With the innocence of a child playing with fire-crackers (and it wasn't altogether innocent, either), in her rĂ´le of the god in the machine she had been responsible for many things; several comedies, perhaps a tragedy or two. Ordinarily her parties were dull enough; complacent Washington parties; diplomats, long-haired Senators from the West, short-bearded Senators from the East, sleek young men and women, all of whom sat about discussing grave nonsense concerning a country with which they had utterly lost touch, if ever they had had any; but every now and then, out of the incalculable shufflings of fate, appeared a combination that seemed to offer more excitement. Tonight such a combination was at hand. Mrs. Ennis was contented, in the manner of a blithe and beautiful spider.
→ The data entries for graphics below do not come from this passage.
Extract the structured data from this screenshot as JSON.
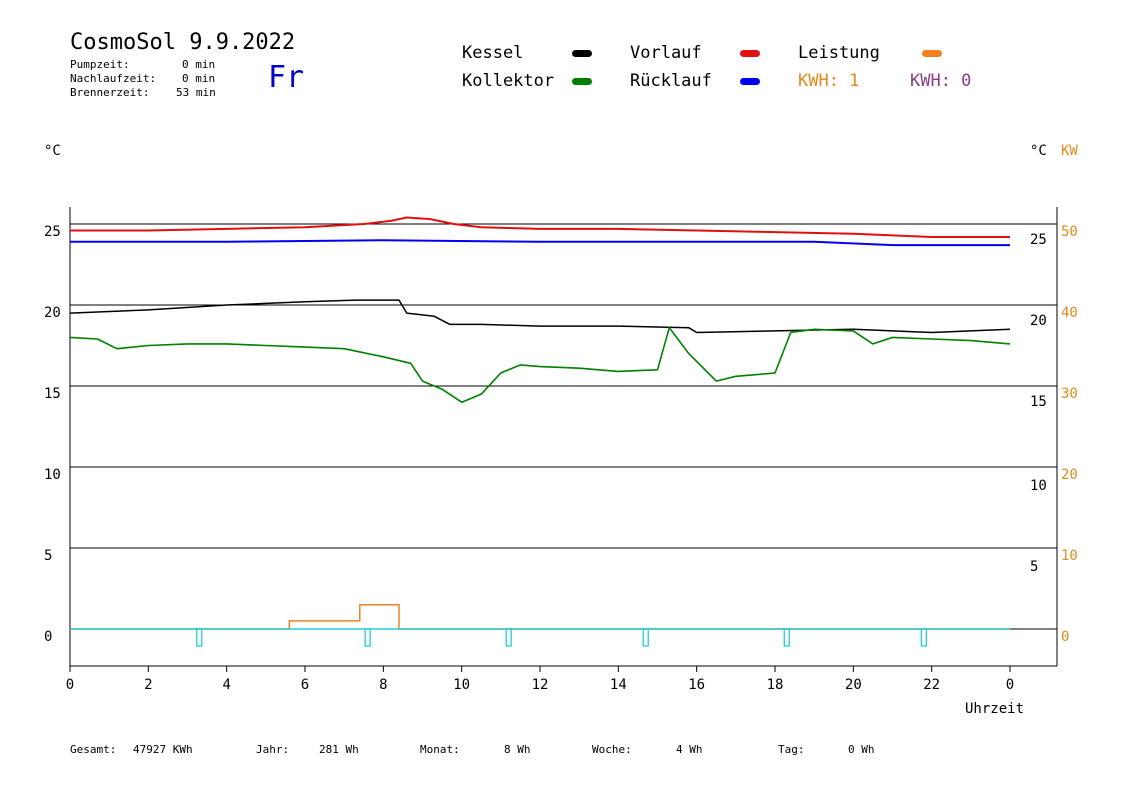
{
  "header": {
    "title": "CosmoSol 9.9.2022",
    "weekday": "Fr",
    "stats": [
      {
        "label": "Pumpzeit:",
        "value": "0 min"
      },
      {
        "label": "Nachlaufzeit:",
        "value": "0 min"
      },
      {
        "label": "Brennerzeit:",
        "value": "53 min"
      }
    ]
  },
  "legend": {
    "kessel": {
      "label": "Kessel",
      "color": "#000000"
    },
    "kollektor": {
      "label": "Kollektor",
      "color": "#008000"
    },
    "vorlauf": {
      "label": "Vorlauf",
      "color": "#e01010"
    },
    "ruecklauf": {
      "label": "Rücklauf",
      "color": "#0000ee"
    },
    "leistung": {
      "label": "Leistung",
      "color": "#f08020"
    },
    "kwh1": "KWH: 1",
    "kwh2": "KWH: 0"
  },
  "axes": {
    "left_unit": "°C",
    "right_unit_c": "°C",
    "right_unit_kw": "KW",
    "xlabel": "Uhrzeit"
  },
  "footer": {
    "gesamt_label": "Gesamt:",
    "gesamt_value": "47927 KWh",
    "jahr_label": "Jahr:",
    "jahr_value": "281 Wh",
    "monat_label": "Monat:",
    "monat_value": "8 Wh",
    "woche_label": "Woche:",
    "woche_value": "4 Wh",
    "tag_label": "Tag:",
    "tag_value": "0 Wh"
  },
  "chart_data": {
    "type": "line",
    "title": "CosmoSol 9.9.2022",
    "xlabel": "Uhrzeit",
    "ylabel": "°C",
    "xlim": [
      0,
      24
    ],
    "ylim": [
      -2,
      26
    ],
    "x_ticks": [
      "0",
      "2",
      "4",
      "6",
      "8",
      "10",
      "12",
      "14",
      "16",
      "18",
      "20",
      "22",
      "0"
    ],
    "y_ticks_left": [
      "25",
      "20",
      "15",
      "10",
      "5",
      "0"
    ],
    "y_ticks_right_c": [
      "25",
      "20",
      "15",
      "10",
      "5"
    ],
    "y_ticks_right_kw": [
      "50",
      "40",
      "30",
      "20",
      "10",
      "0"
    ],
    "grid": true,
    "series": [
      {
        "name": "Vorlauf",
        "color": "#e01010",
        "x": [
          0,
          2,
          4,
          6,
          7.5,
          8.2,
          8.6,
          9.2,
          9.8,
          10.5,
          12,
          14,
          16,
          18,
          20,
          22,
          24
        ],
        "y": [
          24.6,
          24.6,
          24.7,
          24.8,
          25.0,
          25.2,
          25.4,
          25.3,
          25.0,
          24.8,
          24.7,
          24.7,
          24.6,
          24.5,
          24.4,
          24.2,
          24.2
        ]
      },
      {
        "name": "Rücklauf",
        "color": "#0000ee",
        "x": [
          0,
          4,
          8,
          12,
          16,
          19,
          21,
          24
        ],
        "y": [
          23.9,
          23.9,
          24.0,
          23.9,
          23.9,
          23.9,
          23.7,
          23.7
        ]
      },
      {
        "name": "Kessel",
        "color": "#000000",
        "x": [
          0,
          2,
          4,
          6,
          7.3,
          8.4,
          8.6,
          9.3,
          9.7,
          10.5,
          12,
          14,
          15.8,
          16,
          18,
          20,
          22,
          24
        ],
        "y": [
          19.5,
          19.7,
          20.0,
          20.2,
          20.3,
          20.3,
          19.5,
          19.3,
          18.8,
          18.8,
          18.7,
          18.7,
          18.6,
          18.3,
          18.4,
          18.5,
          18.3,
          18.5
        ]
      },
      {
        "name": "Kollektor",
        "color": "#008000",
        "x": [
          0,
          0.7,
          1.2,
          2,
          3,
          4,
          5,
          6,
          7,
          8,
          8.7,
          9,
          9.5,
          10,
          10.5,
          11,
          11.5,
          12,
          13,
          14,
          15,
          15.3,
          15.8,
          16.5,
          17,
          18,
          18.4,
          19,
          20,
          20.5,
          21,
          22,
          23,
          24
        ],
        "y": [
          18.0,
          17.9,
          17.3,
          17.5,
          17.6,
          17.6,
          17.5,
          17.4,
          17.3,
          16.8,
          16.4,
          15.3,
          14.8,
          14.0,
          14.5,
          15.8,
          16.3,
          16.2,
          16.1,
          15.9,
          16.0,
          18.6,
          17.0,
          15.3,
          15.6,
          15.8,
          18.3,
          18.5,
          18.4,
          17.6,
          18.0,
          17.9,
          17.8,
          17.6
        ]
      },
      {
        "name": "Leistung",
        "color": "#f08020",
        "x": [
          0,
          5.6,
          5.6,
          7.4,
          7.4,
          8.4,
          8.4,
          24
        ],
        "y": [
          0,
          0,
          0.1,
          0.1,
          0.3,
          0.3,
          0,
          0
        ]
      }
    ],
    "pump_markers_x": [
      3.3,
      7.6,
      11.2,
      14.7,
      18.3,
      21.8
    ]
  }
}
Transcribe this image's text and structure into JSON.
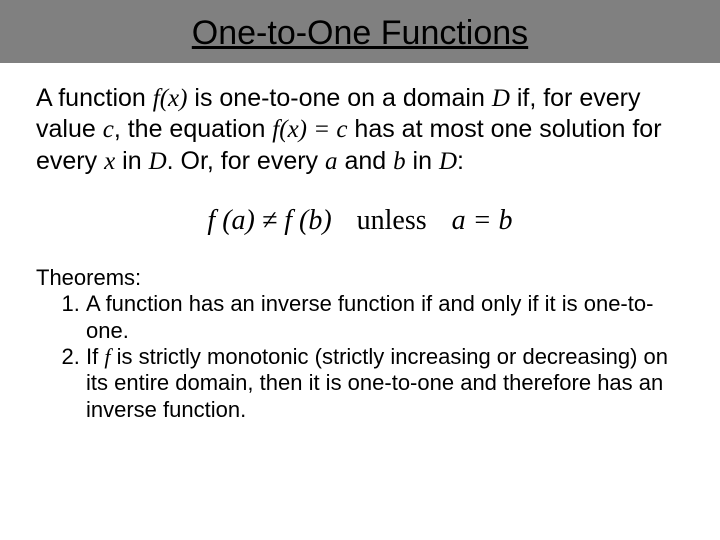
{
  "title": "One-to-One Functions",
  "definition": {
    "part1": "A function ",
    "fx": "f(x)",
    "part2": " is one-to-one on a domain ",
    "D": "D",
    "part3": " if, for every value ",
    "c": "c",
    "part4": ", the equation ",
    "eq": "f(x) = c",
    "part5": " has at most one solution for every ",
    "x": "x",
    "part6": " in ",
    "D2": "D",
    "part7": ". Or, for every ",
    "a": "a",
    "part8": " and ",
    "b": "b",
    "part9": "  in ",
    "D3": "D",
    "part10": ":"
  },
  "formula": {
    "lhs": "f (a) ≠ f (b)",
    "unless": "unless",
    "rhs": "a = b"
  },
  "theorems": {
    "heading": "Theorems:",
    "items": [
      "A function has an inverse function if and only if it is one-to-one.",
      {
        "pre": "If ",
        "f": "f",
        "post": " is strictly monotonic (strictly increasing or decreasing) on its entire domain, then it is one-to-one and therefore has an inverse function."
      }
    ]
  },
  "colors": {
    "title_bg": "#808080",
    "background": "#ffffff",
    "text": "#000000"
  }
}
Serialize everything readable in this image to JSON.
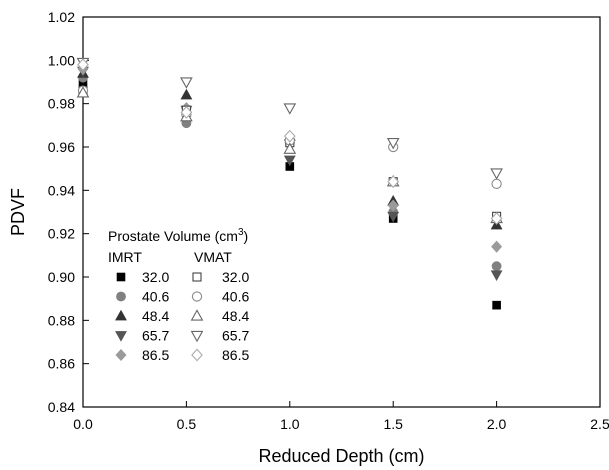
{
  "chart_data": {
    "type": "scatter",
    "title": "",
    "xlabel": "Reduced Depth (cm)",
    "ylabel": "PDVF",
    "xlim": [
      0.0,
      2.5
    ],
    "ylim": [
      0.84,
      1.02
    ],
    "x_ticks": [
      "0.0",
      "0.5",
      "1.0",
      "1.5",
      "2.0",
      "2.5"
    ],
    "y_ticks": [
      "0.84",
      "0.86",
      "0.88",
      "0.90",
      "0.92",
      "0.94",
      "0.96",
      "0.98",
      "1.00",
      "1.02"
    ],
    "grid": false,
    "legend": {
      "placement": "bottom-left",
      "title": "Prostate Volume (cm",
      "title_sup": "3",
      "title_end": ")",
      "group_labels": [
        "IMRT",
        "VMAT"
      ]
    },
    "x": [
      0.0,
      0.5,
      1.0,
      1.5,
      2.0
    ],
    "series": [
      {
        "name": "32.0",
        "group": "IMRT",
        "marker": "square",
        "filled": true,
        "color": "#000000",
        "values": [
          0.989,
          0.976,
          0.951,
          0.927,
          0.887
        ]
      },
      {
        "name": "40.6",
        "group": "IMRT",
        "marker": "circle",
        "filled": true,
        "color": "#808080",
        "values": [
          0.992,
          0.971,
          0.962,
          0.93,
          0.905
        ]
      },
      {
        "name": "48.4",
        "group": "IMRT",
        "marker": "triangle-up",
        "filled": true,
        "color": "#333333",
        "values": [
          0.994,
          0.984,
          0.965,
          0.935,
          0.924
        ]
      },
      {
        "name": "65.7",
        "group": "IMRT",
        "marker": "triangle-down",
        "filled": true,
        "color": "#555555",
        "values": [
          0.995,
          0.977,
          0.954,
          0.928,
          0.901
        ]
      },
      {
        "name": "86.5",
        "group": "IMRT",
        "marker": "diamond",
        "filled": true,
        "color": "#9a9a9a",
        "values": [
          0.996,
          0.978,
          0.962,
          0.933,
          0.914
        ]
      },
      {
        "name": "32.0",
        "group": "VMAT",
        "marker": "square",
        "filled": false,
        "color": "#444444",
        "values": [
          0.986,
          0.977,
          0.962,
          0.944,
          0.928
        ]
      },
      {
        "name": "40.6",
        "group": "VMAT",
        "marker": "circle",
        "filled": false,
        "color": "#8a8a8a",
        "values": [
          0.986,
          0.975,
          0.963,
          0.96,
          0.943
        ]
      },
      {
        "name": "48.4",
        "group": "VMAT",
        "marker": "triangle-up",
        "filled": false,
        "color": "#666666",
        "values": [
          0.985,
          0.974,
          0.959,
          0.944,
          0.927
        ]
      },
      {
        "name": "65.7",
        "group": "VMAT",
        "marker": "triangle-down",
        "filled": false,
        "color": "#666666",
        "values": [
          0.999,
          0.99,
          0.978,
          0.962,
          0.948
        ]
      },
      {
        "name": "86.5",
        "group": "VMAT",
        "marker": "diamond",
        "filled": false,
        "color": "#aaaaaa",
        "values": [
          0.998,
          0.976,
          0.965,
          0.944,
          0.927
        ]
      }
    ]
  }
}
Burnaby, undoubtedly, was the principal source of this contentment, for he was a young man--he wasn't really young, but you always thought of him as young--of infinite potentialities; Burnaby, just back from some esoteric work in Roumania, whither he had gone after the War, and in Washington for the night and greatly pleased to accept an invitation for dinner; but essential as he was, Burnaby was only part of the tableau arranged. To meet him, Mrs. Ennis had asked her best, for the time being, friend, Mimi de Rochefort--Mary was her right name--and Mimi de Rochefort's best, for the time being, friend, Robert Pollen. Nowadays Pollen came when Madame de Rochefort came; one expected his presence. He had been a habit in this respect for over six months; in fact, almost from the time Madame de Rochefort (she was so young that to call her Madame seemed absurdly quaint), married these five years to a Frenchman, had set foot once more upon her native land.
In the meeting of Pollen and Burnaby and Mary Rochefort, Mrs. Ennis foresaw contingencies; just what these contingencies were likely to be she did not know, but that an excellent chance for them existed she had no doubt, even if in the end they proved to be no more than the humor to be extracted from the reflection that a supposedly rational divinity had spent his time creating three people so utterly unalike.